I have been collecting Mauser 201’s since 2010 and since then I have owned a number of these excellent rifles, (see Mauser 201 section) however in 2013 I felt it was time to broaden my horizons somewhat and expand into some of Mauser's other rimfire designs.
These technical notes are as a result of that decision and describes the various models, production variations and performance criteria that I have identified to date. I am not maybe what some people would call a serious collector. I only collect rifles that I can shoot and restore. Finding a rifle that has a taken a pounding over the years and leaving it in a battered condition, full of rust and debris, fills me with dread. Therefore it must be restored to its original condition retaining as many historical markings as possible and to maximise it operating and safe performance.
The rimfire rifles below represent some eighty years of Mauser manufacturing from the 1930’s up until Mauser discontinued rimfire manufacturing in the 1990’s. Collector Grade Publications produce an excellent publication “Mauser Smallbores, sporting, target & training rifles by Jon Speed for those readers who require more detailed information.
This is the first time I have collected rifles representing a particular manufacturer over a specific time scale (1920 - 1990) and it is interesting to note that you can identify the manufacturers design philosophy over that period and how that philosophy reflects into the market place itself.. The Ms420 was a sophisticated design that was possibly leading edge technology in the 1920’s but by the 1930’s that design had been replaced by a more modest rifle that was equally effective and capable but could be produced in greater volumes and at a fraction of the price. The late 30’s and the war years reflect the politics and military thinking of the period with the production of the military style DSM 34 and later the KKW for training, the high quality rifles of the 30’s now being superseded by rifles whose quality is more suitable for the military. In 1954 the company was reformed but it was not until the 1980’s and with Mausers acquisition of Voere that we see the introduction of the Mauser 105 and 107, which were budget rimfire rifles, targeting the opposite end of the market and and almost a complete reversal of the high quality rifle philosophy from the 1930’s.

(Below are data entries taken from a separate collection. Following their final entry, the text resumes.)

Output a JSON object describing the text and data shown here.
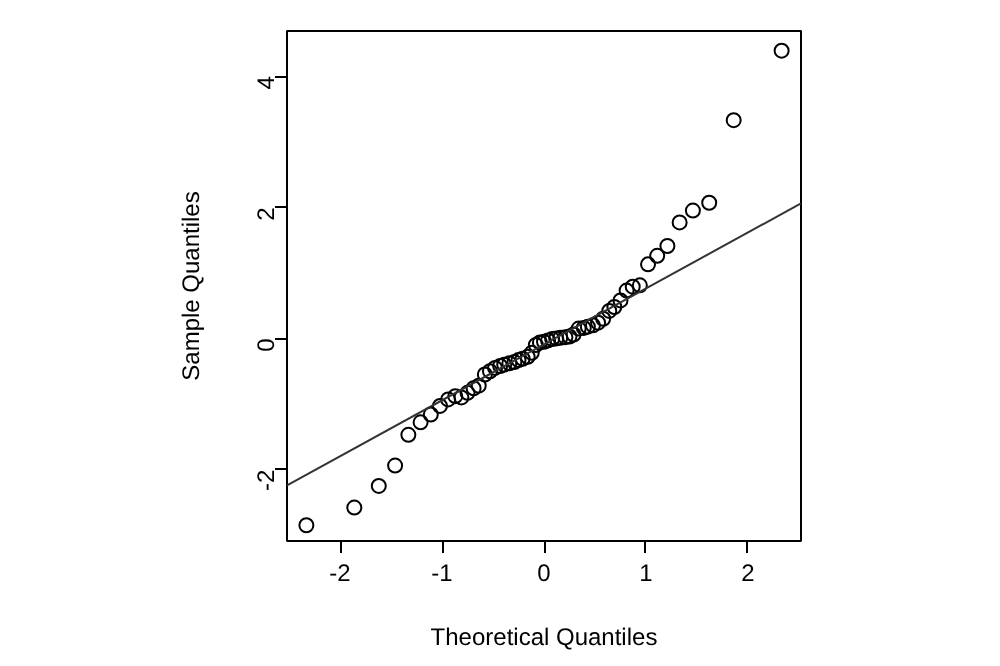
{
  "chart_data": {
    "type": "scatter",
    "xlabel": "Theoretical Quantiles",
    "ylabel": "Sample Quantiles",
    "xlim": [
      -2.52,
      2.52
    ],
    "ylim": [
      -3.09,
      4.69
    ],
    "xticks": [
      -2,
      -1,
      0,
      1,
      2
    ],
    "yticks": [
      -2,
      0,
      2,
      4
    ],
    "series": [
      {
        "marker": "circle",
        "color": "#000000",
        "x": [
          -2.33,
          -1.86,
          -1.62,
          -1.46,
          -1.33,
          -1.21,
          -1.11,
          -1.02,
          -0.94,
          -0.87,
          -0.81,
          -0.75,
          -0.69,
          -0.64,
          -0.58,
          -0.53,
          -0.48,
          -0.43,
          -0.39,
          -0.34,
          -0.29,
          -0.25,
          -0.21,
          -0.16,
          -0.12,
          -0.08,
          -0.04,
          0,
          0.04,
          0.08,
          0.12,
          0.16,
          0.21,
          0.25,
          0.29,
          0.34,
          0.39,
          0.43,
          0.48,
          0.53,
          0.58,
          0.64,
          0.69,
          0.75,
          0.81,
          0.87,
          0.94,
          1.02,
          1.11,
          1.21,
          1.33,
          1.46,
          1.62,
          1.86,
          2.33
        ],
        "values": [
          -2.85,
          -2.58,
          -2.25,
          -1.94,
          -1.47,
          -1.28,
          -1.16,
          -1.03,
          -0.93,
          -0.88,
          -0.9,
          -0.83,
          -0.76,
          -0.72,
          -0.55,
          -0.5,
          -0.45,
          -0.42,
          -0.4,
          -0.38,
          -0.36,
          -0.33,
          -0.31,
          -0.28,
          -0.22,
          -0.1,
          -0.06,
          -0.05,
          -0.03,
          -0.01,
          0.0,
          0.01,
          0.02,
          0.03,
          0.06,
          0.15,
          0.16,
          0.18,
          0.2,
          0.24,
          0.3,
          0.42,
          0.48,
          0.58,
          0.73,
          0.79,
          0.81,
          1.13,
          1.26,
          1.41,
          1.77,
          1.95,
          2.07,
          3.33,
          4.39
        ]
      },
      {
        "type": "line",
        "marker": "none",
        "color": "#333333",
        "x": [
          -2.52,
          2.52
        ],
        "values": [
          -2.24,
          2.06
        ]
      }
    ]
  }
}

In my opinion this was an unwise decision as it took Mauser into the mass markets which I believe it was unsuitable for and therefore was unable to compete successfully against the mass manufacturers such as CZ and Ruger. The introduction of the Mauser 201 was a return to the high quality rifles of the 1930’s, however it may have been “to little, too late” as Mauser left the rimfire market with the Mauser 201 and now focus’s on high end, high quality full bore rifles.